Background: What is Deep Learning?
This article is primarily focused on how to use Deep Learning tools. Before wading out of the shallows, though, it is very helpful to understand what Deep Learning is. In traditional (or classical) machine learning, we are interested in utilizing statistical techniques to understand how input "features" contribute to the underlying statistical variance of an outcome (called a target), and using that relationship to come up with correct outcomes on new data.
When building a classical machine learning model, while some work might go choosing which machine learning algorithm to use and the best choice of algorithmic parameters, the most important decisions involve which set of features to include as inputs. These sets of choices are sometimes called "feature engineering." Tremendous amounts of time will be spent inspecting features, combining datasets, assessing correlation, encoding, and cleaning.
Deep learning, in contrast, works very differently. Instead of hand-tuning the features and trying to decide which are most important to the target, those decisions are delegated to the computer. Neural nets are able to ingest raw data and find useful representations which contribute to the outcome of interest. At lower levels in the network, these inferences may be abstract. As you move toward higher levels in the network, though, they often begin to take meaningful patterns in the form of edges or features (such as eyes, ears, or object attributes). In fact, attempting to inject additional features may not even be desirable as the machine is often very good at drawing its own inferences.

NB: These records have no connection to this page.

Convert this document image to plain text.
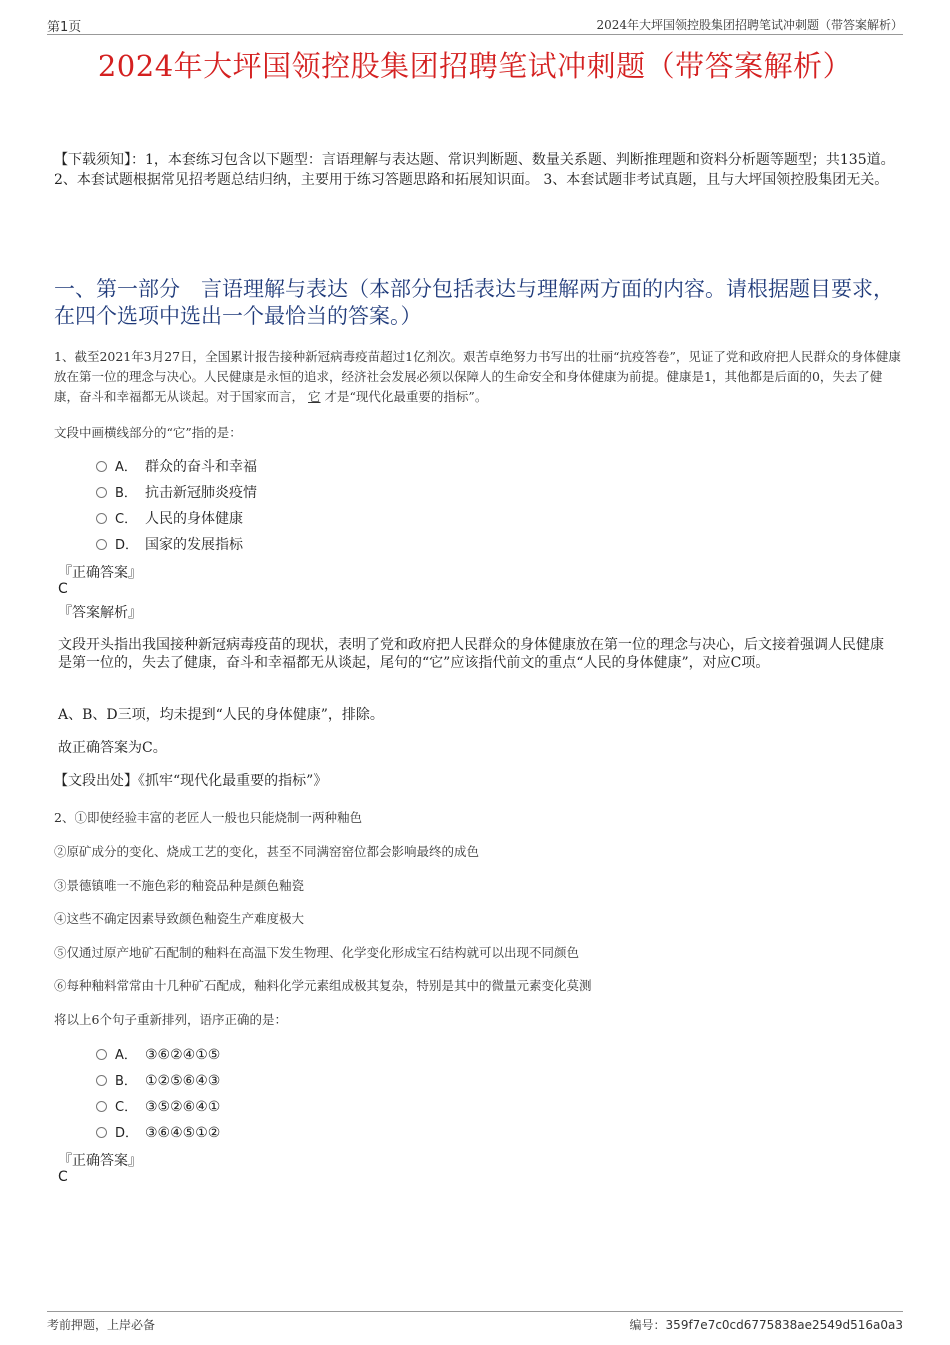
第1页	2024年大坪国领控股集团招聘笔试冲刺题（带答案解析）
2024年大坪国领控股集团招聘笔试冲刺题（带答案解析）
【下载须知】：1，本套练习包含以下题型：言语理解与表达题、常识判断题、数量关系题、判断推理题和资料分析题等题型；共135道。 2、本套试题根据常见招考题总结归纳，主要用于练习答题思路和拓展知识面。 3、本套试题非考试真题，且与大坪国领控股集团无关。
一、第一部分　言语理解与表达（本部分包括表达与理解两方面的内容。请根据题目要求，在四个选项中选出一个最恰当的答案。）
1、截至2021年3月27日，全国累计报告接种新冠病毒疫苗超过1亿剂次。艰苦卓绝努力书写出的壮丽“抗疫答卷”，见证了党和政府把人民群众的身体健康放在第一位的理念与决心。人民健康是永恒的追求，经济社会发展必须以保障人的生命安全和身体健康为前提。健康是1，其他都是后面的0，失去了健康，奋斗和幸福都无从谈起。对于国家而言， 它 才是“现代化最重要的指标”。
文段中画横线部分的“它”指的是：
A． 群众的奋斗和幸福
B． 抗击新冠肺炎疫情
C． 人民的身体健康
D． 国家的发展指标
『正确答案』
C
『答案解析』
文段开头指出我国接种新冠病毒疫苗的现状，表明了党和政府把人民群众的身体健康放在第一位的理念与决心，后文接着强调人民健康是第一位的，失去了健康，奋斗和幸福都无从谈起，尾句的“它”应该指代前文的重点“人民的身体健康”，对应C项。
A、B、D三项，均未提到“人民的身体健康”，排除。
故正确答案为C。
【文段出处】《抓牢“现代化最重要的指标”》
2、①即使经验丰富的老匠人一般也只能烧制一两种釉色
②原矿成分的变化、烧成工艺的变化，甚至不同满窑窑位都会影响最终的成色
③景德镇唯一不施色彩的釉瓷品种是颜色釉瓷
④这些不确定因素导致颜色釉瓷生产难度极大
⑤仅通过原产地矿石配制的釉料在高温下发生物理、化学变化形成宝石结构就可以出现不同颜色
⑥每种釉料常常由十几种矿石配成，釉料化学元素组成极其复杂，特别是其中的微量元素变化莫测
将以上6个句子重新排列，语序正确的是：
A． ③⑥②④①⑤
B． ①②⑤⑥④③
C． ③⑤②⑥④①
D． ③⑥④⑤①②
『正确答案』
C
考前押题，上岸必备	编号：359f7e7c0cd6775838ae2549d516a0a3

This ability for the model to draw its own inferences is transformational. Its this ability that makes Deep Learning so powerful, and also a little bit mysterious.
Aidse: Historically, understanding why Deep Learning models draw the conclusions they do has been difficult, though this is starting to change. Using libraries such as Shap, it's possible to inspect how the model perceives the input data and what features may have contributed to a specific outcome. The figure below shows the predictions for two input images are explained by the presence of certain attributes. Red pixels represent positive contributions to the label probability while blue pixels represent negative contributions. In the case of the bird image, the model recognizes the presence of a narrow beak and certain patterns in the plumage, patterns which are not seen in the next most likely label (
red-backed_sandpiper). In the case of the meerkat image, it recognizes the wide striping around the eyes.
It's worth noting that it's not always possible to directly inspect why the machine came to the conclusions it did. The second set of images show a network that has been run in reverse, where it was asked to draw a picture based on a particular label of interest. The top example shows what came out when asked about a "knight" while the second shows how the AI perceives "buildings."